Quanto, poi, all’appropriatezza dell’interesse legittimo come base giuridica per processare dati personali nelle fasi di sviluppo e utilizzo dei modelli di IA, l’EDPB esordisce, anzitutto, ricordando che l’art. 6 del GDPR non crea alcuna gerarchia tra le diverse basi legali. Quindi, il Board procede fornendo una specifica metodologia per verificare se, effettivamente, l’interesse legittimo possa essere utilizzato come base legale in questo contesto. La metodologia in parola si compone di tre passaggi fondamentali: (1) indentificare l’interesse legittimo del titolare del trattamento o del terzo, che deve essere articolato in modo chiaro e preciso, nonché essere presente (non speculativo); (2) verificare la necessità di processare i dati personali alla luce dell’interesse legittimo individuato, accertandosi altresì che non esista un modo meno intrusivo per perseguire tale interesse (c.d. “necessity test”); (3) valutare che l’interesse legittimo (o gli interessi legittimi) non prevalga(no) sugli interessi o sui diritti e le libertà fondamentali degli interessati (c.d. “balancing test”).

Si segnala che, con riferimento al balancing test, l’Opinion suggerisce diverse misure di mitigazione relative tanto alla fase di addestramento quanto a quella di utilizzo dei modelli di IA. Quanto al primo caso, è interessante richiamare alcune delle misure tecniche individuate dall’EDPB, quali, ad esempio, la psuedonimizzazione oppure la sostituzione di dati personali con dati fittizi nel dataset utilizzato nella fase di addestramento, nonché una serie di misure per facilitare l’esercizio di diritti fondamentali, come consentire agli interessati di esercitare il diritto alla cancellazione anche qualora non si applichino i motivi specifici elencati nell’articolo 17, par 1, GDPR. Ancora più interessanti sono le misure che il Board suggerisce in caso di web scraping (cfr. C. Ramotti, Il Garante per la privacy italiano sanziona Clearview A.I.).
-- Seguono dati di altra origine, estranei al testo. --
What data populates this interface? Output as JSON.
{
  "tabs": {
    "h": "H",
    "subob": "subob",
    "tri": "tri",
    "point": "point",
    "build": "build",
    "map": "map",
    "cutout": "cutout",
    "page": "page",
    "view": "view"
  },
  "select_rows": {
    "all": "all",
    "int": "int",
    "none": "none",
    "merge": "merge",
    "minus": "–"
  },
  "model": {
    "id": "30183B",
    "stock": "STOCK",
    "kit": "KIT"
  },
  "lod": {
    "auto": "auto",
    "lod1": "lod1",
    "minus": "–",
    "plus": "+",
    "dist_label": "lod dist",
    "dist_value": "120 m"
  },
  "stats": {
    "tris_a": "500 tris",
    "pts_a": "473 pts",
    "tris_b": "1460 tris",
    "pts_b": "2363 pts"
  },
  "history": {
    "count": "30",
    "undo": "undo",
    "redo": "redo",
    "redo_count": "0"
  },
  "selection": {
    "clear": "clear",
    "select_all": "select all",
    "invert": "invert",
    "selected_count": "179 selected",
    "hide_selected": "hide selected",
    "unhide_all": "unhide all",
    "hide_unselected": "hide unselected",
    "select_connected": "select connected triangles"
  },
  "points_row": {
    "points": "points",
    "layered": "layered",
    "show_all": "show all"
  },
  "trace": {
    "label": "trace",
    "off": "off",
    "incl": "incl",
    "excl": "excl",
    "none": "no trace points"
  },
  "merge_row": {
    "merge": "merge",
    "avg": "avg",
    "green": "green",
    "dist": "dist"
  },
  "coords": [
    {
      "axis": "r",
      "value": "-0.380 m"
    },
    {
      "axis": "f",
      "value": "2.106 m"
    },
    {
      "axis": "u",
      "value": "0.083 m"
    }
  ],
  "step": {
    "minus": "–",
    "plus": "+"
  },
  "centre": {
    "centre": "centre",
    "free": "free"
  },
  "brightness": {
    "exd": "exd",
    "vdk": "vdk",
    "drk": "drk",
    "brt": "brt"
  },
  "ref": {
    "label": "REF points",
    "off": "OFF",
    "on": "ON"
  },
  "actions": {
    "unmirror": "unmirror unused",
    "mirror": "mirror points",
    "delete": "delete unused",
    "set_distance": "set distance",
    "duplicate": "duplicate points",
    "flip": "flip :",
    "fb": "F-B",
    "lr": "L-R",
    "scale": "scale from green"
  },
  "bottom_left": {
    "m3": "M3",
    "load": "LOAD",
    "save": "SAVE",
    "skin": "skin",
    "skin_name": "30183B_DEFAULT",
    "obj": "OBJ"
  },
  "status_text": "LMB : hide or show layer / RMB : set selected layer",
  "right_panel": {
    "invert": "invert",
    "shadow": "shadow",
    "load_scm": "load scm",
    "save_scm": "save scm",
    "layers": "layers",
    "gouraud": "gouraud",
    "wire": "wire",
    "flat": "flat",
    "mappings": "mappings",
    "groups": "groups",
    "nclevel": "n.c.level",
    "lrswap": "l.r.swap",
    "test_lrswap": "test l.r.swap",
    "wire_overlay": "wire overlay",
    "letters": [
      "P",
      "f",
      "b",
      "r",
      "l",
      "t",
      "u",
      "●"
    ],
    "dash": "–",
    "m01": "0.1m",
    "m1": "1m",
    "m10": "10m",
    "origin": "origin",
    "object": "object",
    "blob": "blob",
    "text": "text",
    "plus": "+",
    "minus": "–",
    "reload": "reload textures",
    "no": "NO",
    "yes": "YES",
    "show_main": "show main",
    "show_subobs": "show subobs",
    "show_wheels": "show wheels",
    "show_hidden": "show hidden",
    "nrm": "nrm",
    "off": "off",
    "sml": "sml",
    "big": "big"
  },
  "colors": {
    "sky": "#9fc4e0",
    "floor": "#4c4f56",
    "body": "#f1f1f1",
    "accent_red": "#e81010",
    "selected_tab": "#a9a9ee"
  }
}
In questo caso, infatti, viene suggerito di escludere la raccolta di dati personali sensibili reperibili in contenuti pubblicati online; evitare la raccolta di categorie di dati sensibili; rispettare l’obiezione al web scraping espressa tramite robot.txt o simili.

Da ultimo, il Parere si concentra sulle conseguenze che il trattamento illecito dei dati personali durante la fase di sviluppo di un modello di IA può avere sul successivo trattamento o funzionamento del modello. L’EDPB suggerisce alle Autorità di Sorveglianza di valutare la situazione caso per caso, sottolineando che, anche in assenza di una base legale per giustificare il trattamento iniziale, se i dati vengono successivamente anonimizzati, il GDPR non si applica più. Tuttavia, se i dati vengono trattati nuovamente durante la distribuzione (anche dopo l’anonimizzazione), il GDPR si applicherà ancora, ma la liceità del trattamento non dovrà essere influenzata dall’illegittimità iniziale.

L’Opinion n. 28/2024, inserendosi in un panorama normativo dinamico e multiforme, rappresenta un punto di riferimento essenziale per tutti gli attori coinvolti nello sviluppo e nell’implementazione dell’IA. Tuttavia, è importante sottolineare che gli esempi forniti nel Parere non intendono né possono essere considerati esaustivi, vista l’ampiezza dei quesiti posti dalla Data Protection Commission irlandese e, soprattutto, alla luce della rapidissima e costante evoluzione dei modelli di IA. Di conseguenza, le considerazioni contenute nel Parere devono essere intese come criteri interpretativi delle pertinenti disposizioni normative in materia di privacy, avendo sempre come punto di riferimento il principio di responsabilità sancito dall’articolo 5, paragrafo 2, del GDPR.